I tried having it run again after the first time but it comes back with a Jacobian error. There must be a way to run it twice all at once.
Here is the error:
odepack.error: The function and its Jacobian must be callable functions
which the code below generates. The line in question is the sol = odeint.
import numpy as np
from scipy.integrate import odeint
import matplotlib.pyplot as plt
from numpy import linspace
def f(u, t):
return -u + np.sqrt(u)
times = linspace(0.0001, 7 * np.pi, 1000)
y0 = 1.49907
yprime0 = 0
yvals = odeint(f, yprime0, times)
sol = odeint(yvals, y0, times)
x = 1 / sol * np.cos(times)
y = 1 / sol * np.sin(times)
plot(x,y)
plt.show()
Edit
I am trying to construct the plot on page 9
Classical Mechanics Taylor
Here is the plot with Mathematica
In[27]:= sol =
NDSolve[{y''[t] == -y[t] + Sqrt[y[t]], y[0] == 1/.66707928,
y'[0] == 0}, y, {t, 0, 10*\[Pi]}];
In[28]:= ysol = y[t] /. sol[[1]];
In[30]:= ParametricPlot[{1/ysol*Cos[t], 1/ysol*Sin[t]}, {t, 0,
7 \[Pi]}, PlotRange -> {{-2, 2}, {-2.5, 2.5}}]

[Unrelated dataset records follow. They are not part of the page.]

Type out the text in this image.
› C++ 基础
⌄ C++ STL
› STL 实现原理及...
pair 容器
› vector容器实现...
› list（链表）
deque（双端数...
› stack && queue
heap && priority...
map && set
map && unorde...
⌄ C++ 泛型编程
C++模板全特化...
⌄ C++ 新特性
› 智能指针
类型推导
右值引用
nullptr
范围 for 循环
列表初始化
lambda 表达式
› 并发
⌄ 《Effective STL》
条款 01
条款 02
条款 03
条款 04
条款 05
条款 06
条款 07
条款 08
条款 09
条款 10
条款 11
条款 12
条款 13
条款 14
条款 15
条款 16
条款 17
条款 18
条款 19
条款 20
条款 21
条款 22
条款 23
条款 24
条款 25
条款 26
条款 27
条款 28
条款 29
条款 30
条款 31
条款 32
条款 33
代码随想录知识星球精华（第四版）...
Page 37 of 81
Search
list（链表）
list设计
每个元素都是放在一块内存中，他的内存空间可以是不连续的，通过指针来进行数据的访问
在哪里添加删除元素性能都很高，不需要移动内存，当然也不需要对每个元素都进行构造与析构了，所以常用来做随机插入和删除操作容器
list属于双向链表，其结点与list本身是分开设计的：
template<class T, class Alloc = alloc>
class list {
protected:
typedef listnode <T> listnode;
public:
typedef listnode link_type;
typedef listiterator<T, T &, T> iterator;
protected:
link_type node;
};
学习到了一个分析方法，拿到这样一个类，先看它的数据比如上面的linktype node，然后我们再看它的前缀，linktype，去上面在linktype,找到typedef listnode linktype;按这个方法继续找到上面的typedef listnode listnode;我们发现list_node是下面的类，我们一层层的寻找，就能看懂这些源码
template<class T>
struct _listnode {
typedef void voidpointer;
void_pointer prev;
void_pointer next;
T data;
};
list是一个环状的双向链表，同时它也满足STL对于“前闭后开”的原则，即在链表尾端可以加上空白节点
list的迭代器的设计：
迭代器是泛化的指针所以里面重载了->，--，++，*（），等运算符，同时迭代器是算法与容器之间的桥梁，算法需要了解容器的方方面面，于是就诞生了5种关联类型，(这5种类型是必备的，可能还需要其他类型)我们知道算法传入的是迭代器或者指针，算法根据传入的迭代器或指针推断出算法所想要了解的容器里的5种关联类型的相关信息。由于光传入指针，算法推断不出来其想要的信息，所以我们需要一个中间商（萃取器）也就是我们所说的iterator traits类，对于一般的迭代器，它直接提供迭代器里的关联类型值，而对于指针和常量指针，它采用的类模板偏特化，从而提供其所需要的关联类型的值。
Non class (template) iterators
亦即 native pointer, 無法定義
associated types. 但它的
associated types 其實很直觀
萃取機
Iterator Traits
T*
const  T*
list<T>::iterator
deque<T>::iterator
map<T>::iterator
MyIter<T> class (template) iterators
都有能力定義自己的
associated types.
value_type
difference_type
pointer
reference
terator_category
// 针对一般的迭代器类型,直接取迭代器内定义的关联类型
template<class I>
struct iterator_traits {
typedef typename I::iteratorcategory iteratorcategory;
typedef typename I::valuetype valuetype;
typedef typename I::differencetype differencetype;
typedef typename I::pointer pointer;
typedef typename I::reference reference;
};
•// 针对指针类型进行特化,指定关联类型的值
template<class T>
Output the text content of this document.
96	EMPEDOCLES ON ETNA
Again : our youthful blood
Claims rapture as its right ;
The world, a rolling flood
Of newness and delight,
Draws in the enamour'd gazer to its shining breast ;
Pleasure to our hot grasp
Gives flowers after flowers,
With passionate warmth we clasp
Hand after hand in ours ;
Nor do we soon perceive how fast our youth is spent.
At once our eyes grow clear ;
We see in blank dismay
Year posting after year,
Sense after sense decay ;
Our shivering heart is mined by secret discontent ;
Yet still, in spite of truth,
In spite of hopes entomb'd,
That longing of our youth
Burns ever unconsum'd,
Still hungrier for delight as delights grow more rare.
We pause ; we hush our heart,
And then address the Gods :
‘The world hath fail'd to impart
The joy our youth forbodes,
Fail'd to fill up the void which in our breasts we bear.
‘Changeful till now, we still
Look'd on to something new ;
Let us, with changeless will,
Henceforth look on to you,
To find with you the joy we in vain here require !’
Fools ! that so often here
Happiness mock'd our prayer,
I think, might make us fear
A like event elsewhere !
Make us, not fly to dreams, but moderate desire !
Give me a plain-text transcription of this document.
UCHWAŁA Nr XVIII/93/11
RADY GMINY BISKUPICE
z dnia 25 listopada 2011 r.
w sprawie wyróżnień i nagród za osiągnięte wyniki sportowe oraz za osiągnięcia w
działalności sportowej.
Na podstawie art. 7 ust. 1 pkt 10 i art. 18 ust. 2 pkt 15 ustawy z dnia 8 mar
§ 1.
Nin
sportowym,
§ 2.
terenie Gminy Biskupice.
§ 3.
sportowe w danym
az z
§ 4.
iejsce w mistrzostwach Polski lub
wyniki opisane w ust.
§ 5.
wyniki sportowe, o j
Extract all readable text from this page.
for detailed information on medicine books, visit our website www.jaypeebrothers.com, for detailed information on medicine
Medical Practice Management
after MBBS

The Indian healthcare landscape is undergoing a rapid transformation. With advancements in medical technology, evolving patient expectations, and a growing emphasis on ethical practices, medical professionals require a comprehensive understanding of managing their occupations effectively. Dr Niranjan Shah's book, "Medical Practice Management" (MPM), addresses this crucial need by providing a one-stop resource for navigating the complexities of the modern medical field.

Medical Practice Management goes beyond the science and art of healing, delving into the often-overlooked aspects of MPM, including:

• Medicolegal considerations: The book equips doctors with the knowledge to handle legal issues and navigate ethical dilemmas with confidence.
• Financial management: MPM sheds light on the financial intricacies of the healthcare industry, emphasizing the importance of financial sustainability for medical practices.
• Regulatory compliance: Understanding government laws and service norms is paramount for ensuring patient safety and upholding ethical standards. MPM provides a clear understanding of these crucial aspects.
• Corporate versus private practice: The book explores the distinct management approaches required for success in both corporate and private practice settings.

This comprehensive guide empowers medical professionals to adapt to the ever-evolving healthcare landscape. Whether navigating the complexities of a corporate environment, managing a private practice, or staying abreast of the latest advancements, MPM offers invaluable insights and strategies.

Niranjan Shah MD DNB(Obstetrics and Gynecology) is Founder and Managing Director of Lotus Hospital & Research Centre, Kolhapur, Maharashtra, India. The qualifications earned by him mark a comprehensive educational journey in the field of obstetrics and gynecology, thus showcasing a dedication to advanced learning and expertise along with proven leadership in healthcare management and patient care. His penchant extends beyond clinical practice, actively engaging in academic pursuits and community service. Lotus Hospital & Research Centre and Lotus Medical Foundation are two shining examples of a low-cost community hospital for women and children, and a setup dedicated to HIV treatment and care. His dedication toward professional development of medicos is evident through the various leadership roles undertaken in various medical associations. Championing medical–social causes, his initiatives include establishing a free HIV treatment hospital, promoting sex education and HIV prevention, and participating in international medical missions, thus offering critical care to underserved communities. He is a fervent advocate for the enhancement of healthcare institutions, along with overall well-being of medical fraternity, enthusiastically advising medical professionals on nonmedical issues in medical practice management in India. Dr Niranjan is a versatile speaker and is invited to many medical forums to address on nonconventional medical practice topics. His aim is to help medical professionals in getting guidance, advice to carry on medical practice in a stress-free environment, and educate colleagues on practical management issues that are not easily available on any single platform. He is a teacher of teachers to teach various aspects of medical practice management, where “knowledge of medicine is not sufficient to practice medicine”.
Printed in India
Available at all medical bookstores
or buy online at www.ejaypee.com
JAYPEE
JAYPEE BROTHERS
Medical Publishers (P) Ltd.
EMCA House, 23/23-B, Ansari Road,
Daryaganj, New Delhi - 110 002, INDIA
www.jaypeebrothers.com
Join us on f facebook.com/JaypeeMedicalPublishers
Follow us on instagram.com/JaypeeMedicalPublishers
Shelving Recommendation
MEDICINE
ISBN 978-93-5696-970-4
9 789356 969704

import scipy.integrate as integrate
import matplotlib.pyplot as plt
import numpy as np
pi = np.pi
sqrt = np.sqrt
cos = np.cos
sin = np.sin
def deriv_z(z, phi):
u, udot = z
return [udot, -u + sqrt(u)]
phi = np.linspace(0, 7.0*pi, 2000)
zinit = [1.49907, 0]
z = integrate.odeint(deriv_z, zinit, phi)
u, udot = z.T
# plt.plot(phi, u)
fig, ax = plt.subplots()
ax.plot(1/u*cos(phi), 1/u*sin(phi))
ax.set_aspect('equal')
plt.grid(True)
plt.show()
The code from your other question is really close to what you want. Two changes are needed:
You were solving a different ODE (because you changed two signs inside function deriv)
The y component of your desired plot comes from the solution values, not from the values of the first derivative of the solution, so you need to replace u[:,0] (function values) for u[:, 1] (derivatives).
This is the end result:
import numpy as np
import matplotlib.pyplot as plt
from scipy.integrate import odeint
def deriv(u, t):
return np.array([u[1], -u[0] + np.sqrt(u[0])])
time = np.arange(0.01, 7 * np.pi, 0.0001)
uinit = np.array([1.49907, 0])
u = odeint(deriv, uinit, time)
x = 1 / u[:, 0] * np.cos(time)
y = 1 / u[:, 0] * np.sin(time)
plt.plot(x, y)
plt.show()
However, I suggest that you use the code from unutbu's answer because it's self documenting (u, udot = z) and uses np.linspace instead of np.arange. Then, run this to get your desired figure:
x = 1 / u * np.cos(phi)
y = 1 / u * np.sin(phi)
plt.plot(x, y)
plt.show()
You can use scipy.integrate.ode. To solve dy/dt = f(t,y), with initial condition y(t0)=y0, at time=t1 with 4th order Runge-Kutta you could do something like this:
from scipy.integrate import ode
solver = ode(f).set_integrator('dopri5')
solver.set_initial_value(y0, t0)
dt = 0.1
while t < t1:
y = solver.integrate(t+dt)
t += dt
Edit: You have to get your derivative to first order to use numerical integration. This you can achieve by setting e.g. z1=u and z2=du/dt, after which you have dz1/dt = z2 and dz2/dt = d^2u/dt^2. Substitute these into your original equation, and simply iterate over the vector dZ/dt, which is first order.
Edit 2: Here's an example code for the whole thing:
import numpy as np
import matplotlib.pyplot as plt
from numpy import sqrt, pi, sin, cos
from scipy.integrate import ode
# use z = [z1, z2] = [u, u']
# and then f = z' = [u', u''] = [z2, -z1+sqrt(z1)]
def f(phi, z):
return [z[1], -z[0]+sqrt(z[0])]
# initialize the 4th order Runge-Kutta solver
solver = ode(f).set_integrator('dopri5')
# initial value
z0 = [1.49907, 0.]
solver.set_initial_value(z0)
values = 1000
phi = np.linspace(0.0001, 7.*pi, values)
u = np.zeros(values)
for ii in range(values):
u[ii] = solver.integrate(phi[ii])[0] #z[0]=u
x = 1. / u * cos(phi)
y = 1. / u * sin(phi)
plt.figure()
plt.plot(x,y)
plt.grid()
plt.show()
scipy.integrate() does ODE integration. Is that what you are looking for?